Complaints about secrecy in government tend to come after important information has been withheld. Wouldn’t it make more sense to clear the path to open government early on – before an official is elected?
With fall elections approaching, it is a good time to ask candidates what they would reveal – or not reveal – if and when they are in office.
Such questions are especially important in the case of candidates for district attorney, since their records were declared exempt from disclosure by the Wisconsin Supreme Court’s 1991 ruling in Richards v. Foust.
At issue in that case was a request by an inmate named Harlan Richards to inspect the closed prosecutor’s case file of a criminal action against him. Dane County District Attorney Bill Foust failed to respond, and a circuit court judge ordered Foust to grant Richards access to requested records.
But the Supreme Court ultimately decided that prosecutors enjoy a common law exemption to the open records law. It ruled that the district attorney has broad prosecutorial discretion and that “access to data collected and placed into prosecutor files is not open to indiscriminate public view.”
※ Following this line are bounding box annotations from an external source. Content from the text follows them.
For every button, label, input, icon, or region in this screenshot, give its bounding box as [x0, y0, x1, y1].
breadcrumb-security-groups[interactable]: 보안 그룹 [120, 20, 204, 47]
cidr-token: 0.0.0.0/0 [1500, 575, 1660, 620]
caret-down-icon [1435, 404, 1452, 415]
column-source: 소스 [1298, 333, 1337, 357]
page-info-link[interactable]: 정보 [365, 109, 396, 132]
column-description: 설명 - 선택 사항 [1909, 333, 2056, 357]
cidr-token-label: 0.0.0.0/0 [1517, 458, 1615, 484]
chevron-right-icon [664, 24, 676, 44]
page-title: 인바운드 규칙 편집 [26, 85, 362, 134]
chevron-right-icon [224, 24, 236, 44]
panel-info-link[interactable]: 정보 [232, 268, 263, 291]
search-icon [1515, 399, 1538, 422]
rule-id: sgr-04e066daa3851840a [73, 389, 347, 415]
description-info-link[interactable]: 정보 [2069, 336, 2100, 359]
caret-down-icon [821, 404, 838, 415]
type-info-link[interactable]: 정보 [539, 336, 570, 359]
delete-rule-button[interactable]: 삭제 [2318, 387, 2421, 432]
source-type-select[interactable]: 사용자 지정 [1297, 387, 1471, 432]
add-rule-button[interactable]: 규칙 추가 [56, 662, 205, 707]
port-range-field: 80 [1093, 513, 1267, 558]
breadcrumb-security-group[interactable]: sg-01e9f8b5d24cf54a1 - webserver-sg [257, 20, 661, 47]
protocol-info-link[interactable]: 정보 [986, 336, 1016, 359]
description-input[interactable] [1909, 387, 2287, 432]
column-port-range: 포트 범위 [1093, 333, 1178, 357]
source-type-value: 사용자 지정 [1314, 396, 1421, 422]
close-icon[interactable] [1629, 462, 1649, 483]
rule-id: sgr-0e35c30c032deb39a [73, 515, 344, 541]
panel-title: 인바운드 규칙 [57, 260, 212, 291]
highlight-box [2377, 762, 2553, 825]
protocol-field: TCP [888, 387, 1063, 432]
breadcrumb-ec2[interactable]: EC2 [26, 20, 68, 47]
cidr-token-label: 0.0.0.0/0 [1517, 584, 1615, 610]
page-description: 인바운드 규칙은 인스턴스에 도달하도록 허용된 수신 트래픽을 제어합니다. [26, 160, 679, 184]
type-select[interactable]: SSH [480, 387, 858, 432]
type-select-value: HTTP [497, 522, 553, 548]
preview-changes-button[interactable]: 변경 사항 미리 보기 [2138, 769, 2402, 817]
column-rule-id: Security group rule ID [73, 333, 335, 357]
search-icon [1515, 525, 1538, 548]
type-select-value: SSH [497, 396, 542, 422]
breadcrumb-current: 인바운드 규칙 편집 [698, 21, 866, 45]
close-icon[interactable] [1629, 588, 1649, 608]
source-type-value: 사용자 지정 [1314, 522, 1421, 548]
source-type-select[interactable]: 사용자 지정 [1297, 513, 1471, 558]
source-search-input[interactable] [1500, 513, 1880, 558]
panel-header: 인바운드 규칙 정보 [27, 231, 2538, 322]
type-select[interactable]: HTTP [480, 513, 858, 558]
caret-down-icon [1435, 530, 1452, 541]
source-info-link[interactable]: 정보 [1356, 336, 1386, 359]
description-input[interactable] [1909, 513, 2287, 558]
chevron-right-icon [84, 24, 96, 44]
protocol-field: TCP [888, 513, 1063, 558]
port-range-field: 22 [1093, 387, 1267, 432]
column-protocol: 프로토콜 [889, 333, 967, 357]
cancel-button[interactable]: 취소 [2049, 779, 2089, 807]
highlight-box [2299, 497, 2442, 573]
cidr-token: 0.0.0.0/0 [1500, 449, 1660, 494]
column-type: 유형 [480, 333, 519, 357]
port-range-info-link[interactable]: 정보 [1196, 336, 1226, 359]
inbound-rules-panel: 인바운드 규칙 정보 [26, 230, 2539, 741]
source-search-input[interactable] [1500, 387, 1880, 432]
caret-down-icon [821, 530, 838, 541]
In a strongly worded dissent, Justice Shirley Abrahamson argued that “a prosecutor’s closed case files are records subject to the public records law.” She said the majority reached its decision based on open cases, not closed case files, and that there is no statutory or common law limitation on public inspection for closed case files, though documents can be withheld if releasing them would have a harmful effect on the public interest.
The Wisconsin Freedom of Information Council contends police and prosecutors should restrict access only to records that compromise their ability to prosecute a case or the defendant’s right to a fair outcome. And all records should be presumed public, subject to a balancing test of the effect of disclosure on the public interest, at the conclusion of a case.
In 2005, while signing a Sunshine Week proclamation, Gov. Jim Doyle, a former state attorney general, made the same argument. He said that, even after the Foust decision, his office continued to treat prosecution files as open records.
“When I was attorney general, we lived by the basic balancing test, which is that, if there’s an investigative file and there is legitimate reason that it can’t be disclosed, then it can’t be disclosed,” Doyle said. “But certainly at the conclusion of the case, it should be a public record, again,” though certain sensitive information, like the names of an undercover informant, could still be withheld.
Doyle continued: “I don’t think anybody prior to Foust … thought that there was some kind of common-law exception to the public records [law].” But since the ruling, he noted, even police reports have become harder to obtain, if they become part of a prosecutor’s files: “[T]he police department sends the record up to a prosecutor and suddenly it’s all closed. And I don’t think that’s the way the law should be.”
Luckily, district attorneys still have the option of disclosing some information voluntarily, and some continue to do so. That is why all candidates for that post should be asked to commit to some level of openness with regard to their files.
Those running for other positions – such as other county offices or the state Legislature – should also be asked their stance on open government. It is in the public interest for citizens to be informed about government activities, to help them fulfill their responsibilities in a democratic society.